Assuming those 50k lines of code aren’t all your own, converting your codebase and starting to write TypeScript code will require a team effort. Imposing new guidelines out of the blue on a bunch of devs is obviously not a good idea. To succeed you’ll need your team to see the benefits they will get with TypeScript and give them the support they need as they’re adopting the new methodologies.

6. Share tutorials

The web is full of TypeScript tutorials for beginners and advanced engineers, and also dedicated ones for React or Node. We used in our team since it offers an interactive experience of learning based on exercises and code fixing, which most people find more enjoyable.

7. Help teammates read TS errors correctly

This was a recurring pain point for the team. Errors tend to be quite lengthy due to TypeScript’s structural nature. The top line gives a very high-level explanation of the error:

Type '{ ... deep type definition ... }' is not assignable to type 'VeryDeepInterface'.

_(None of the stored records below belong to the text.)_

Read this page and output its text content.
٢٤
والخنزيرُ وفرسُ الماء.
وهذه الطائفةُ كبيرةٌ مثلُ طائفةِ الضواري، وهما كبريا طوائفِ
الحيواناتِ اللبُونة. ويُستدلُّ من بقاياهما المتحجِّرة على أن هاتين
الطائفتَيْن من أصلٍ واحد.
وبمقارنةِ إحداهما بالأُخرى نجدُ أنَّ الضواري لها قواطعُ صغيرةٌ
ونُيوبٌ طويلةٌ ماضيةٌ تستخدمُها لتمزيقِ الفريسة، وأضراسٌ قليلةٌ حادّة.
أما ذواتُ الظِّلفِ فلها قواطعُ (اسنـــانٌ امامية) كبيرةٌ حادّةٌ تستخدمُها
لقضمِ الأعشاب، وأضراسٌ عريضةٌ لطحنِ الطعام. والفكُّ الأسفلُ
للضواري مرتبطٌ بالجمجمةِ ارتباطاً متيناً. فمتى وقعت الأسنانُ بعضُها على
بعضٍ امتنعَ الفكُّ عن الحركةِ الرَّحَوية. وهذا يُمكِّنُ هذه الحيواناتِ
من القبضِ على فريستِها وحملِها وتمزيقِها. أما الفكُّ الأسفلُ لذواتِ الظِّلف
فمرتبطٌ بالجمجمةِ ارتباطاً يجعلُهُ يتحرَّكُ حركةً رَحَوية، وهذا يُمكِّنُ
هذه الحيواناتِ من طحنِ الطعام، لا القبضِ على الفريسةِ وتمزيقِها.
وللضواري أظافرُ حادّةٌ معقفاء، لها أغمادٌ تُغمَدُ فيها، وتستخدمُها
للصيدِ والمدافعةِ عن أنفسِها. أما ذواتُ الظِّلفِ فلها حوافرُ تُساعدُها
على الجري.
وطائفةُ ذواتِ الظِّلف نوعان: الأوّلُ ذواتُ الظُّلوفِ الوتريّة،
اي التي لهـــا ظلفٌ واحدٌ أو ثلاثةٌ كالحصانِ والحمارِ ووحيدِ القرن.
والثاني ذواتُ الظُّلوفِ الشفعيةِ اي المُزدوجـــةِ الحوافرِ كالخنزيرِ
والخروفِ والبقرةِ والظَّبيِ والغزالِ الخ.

And the bottom line provides the most atomic piece of information:

Type 'string | undefined' is not assignable to type 'string'.
  Type 'undefined' is not assignable to type 'string'.

The answer you’re looking for will tend to be around the bottom. Though finding it isn’t that easy due to the long description, and your IDE/terminal might be squeezing the text, making it unreadable.

When starting to code, these might look intimidating. Here’s a nice read on understanding errors from the TypeScript documentation you can share with your team.

8. Using `any` with caution

During the migration process, consider allowing teammates to explicitly use the any type, or to suppress errors with the @ts-ignore comment whenever they’re in doubt, so they can keep going without being held back by type errors.

These are powerful tools, but overusing them is extremely discouraged. These do come in handy when developers new to TypeScript start writing or converting TS code, but it’s necessary to keep track of your any and @ts-ignore usage in the project.

Try to make sure any helps the team go forward, but doesn’t get forgotten in your project. One way to do so is to have someone from the team in charge of reviewing PRs containing JavaScript to TypeScript conversions to help better define the tricky types before committing them to the main branch.


From type-safety to auto-completion, and from clearer code to happier debugging, there are so many benefits your team can gain from converting your project to TypeScript.

Since TypeScript is a superset of JavaScript, from the moment you’re done with the setup, the TS compiler creates basic type definitions for your JS code, so you can start enjoying things like code completion immediately.

Making such a wide change in a large project seemed very ambitious at the start. Making this change happen without stopping the development process required planning well and working efficiently. Advocating the move and bringing the team on board was a personal challenge for me.

I learned that big changes come in baby steps. This kind of change isn’t binary. Aiming for 100% TypeScript code is amazing, but I figured that with good planning, even at 20% conversion we can already substantially improve dev experience for the team and our consumers.

I also learned that if you believe that something can bring significant benefit, and can back it with reasoning, then others will eventually follow. Making a change that would affect other teammates’ work can’t be a hasty decision. Supporting the team as it adapted its current working methodologies and adopted new ones was a crucial step in this project’s success.

You can still convert that big JavaScript project to TypeScript. Set it up, get your team on board, and convert it at your own pace. You’ll gain more benefits as you go, with every newly converted file.